Feltault was born in Minneapolis and graduated from Benilde-St. Margaret's in St. Louis Park and the then-College of St. Thomas, said his brother David, of Minneapolis. As a young Eagle Scout, Feltault worked as a counselor at Many Point Scout Camp near Ponsford, Minn., where he was "quite the organizer," his brother said.
At St. Thomas, he studied business and economics and served as president of his senior class. His love of the institution made him the quintessential "Tommie," friends and relatives said.
After college, he worked for Honeywell Inc., driving a show van decked out with company products. "He went all across the country, got to see everything," and developed a love of skiing in the Rockies, David said. He then worked for companies in Chicago, Dallas and Sacramento, Calif., before returning to the Twin Cities around 2000.
When not working, he "was cultivating the local social networks," his brother said.

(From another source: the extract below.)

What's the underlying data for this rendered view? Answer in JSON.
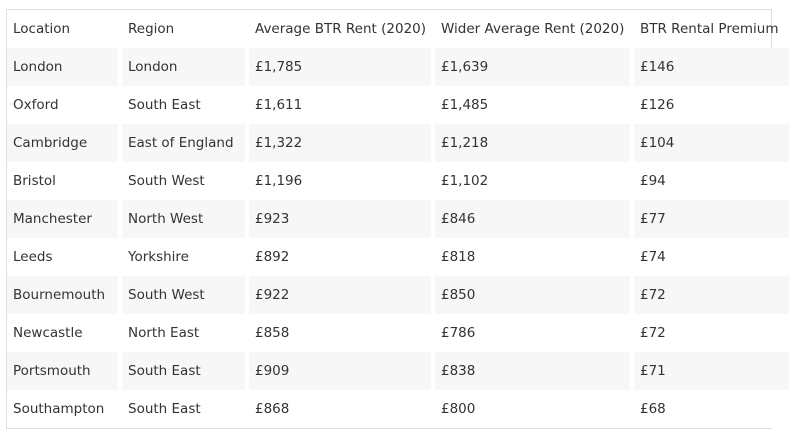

He loved every aspect of organizing and running fundraisers, from detail work to rounding up other volunteers, and most of all loved the events themselves. "Whenever an organization needed, say, 20 people to pour beer at the Aquatennial, he was the guy who could round them up," his brother said. "He was an Energizer Bunny kind of guy, going all the time."
Feltault's girlfriend, Kari Cribbs of Eden Prairie, said, "He had a way of engaging people, of touching on just the subjects you'd most want to talk or laugh about.
"When I'd ask him why he worked on all these causes and events, he'd say, 'It's all about the people.' He got the same kind of thrill from social events as someone who skis down a hill or climbs a mountain."
In his eulogy, Jarvis said Feltault "was perhaps the most simple complex person in the world, the most private of public persons."
"His generosity, his loyalty, his lived faith, his spirit, his emotional control, are legend," the priest said. "What motivated this guy, who didn't have two pennies to rub together, who could've easily parlayed his Rolodex of connections into a Rollex fortune?" He credited Feltault's family and Eagle Scout experience with giving him "the discipline and loyalty and fun that would hone his sense for, and skill, in compassion and community-building." He urged mourners to "be like Mike" in their service to others.
In addition to David, Feltault is survived by another brother, Jerome of Topsfield, Mass.; and two sisters, Michelle, his twin, of Belle Plaine, and Diane Keefe of Robbinsdale. Services have been held.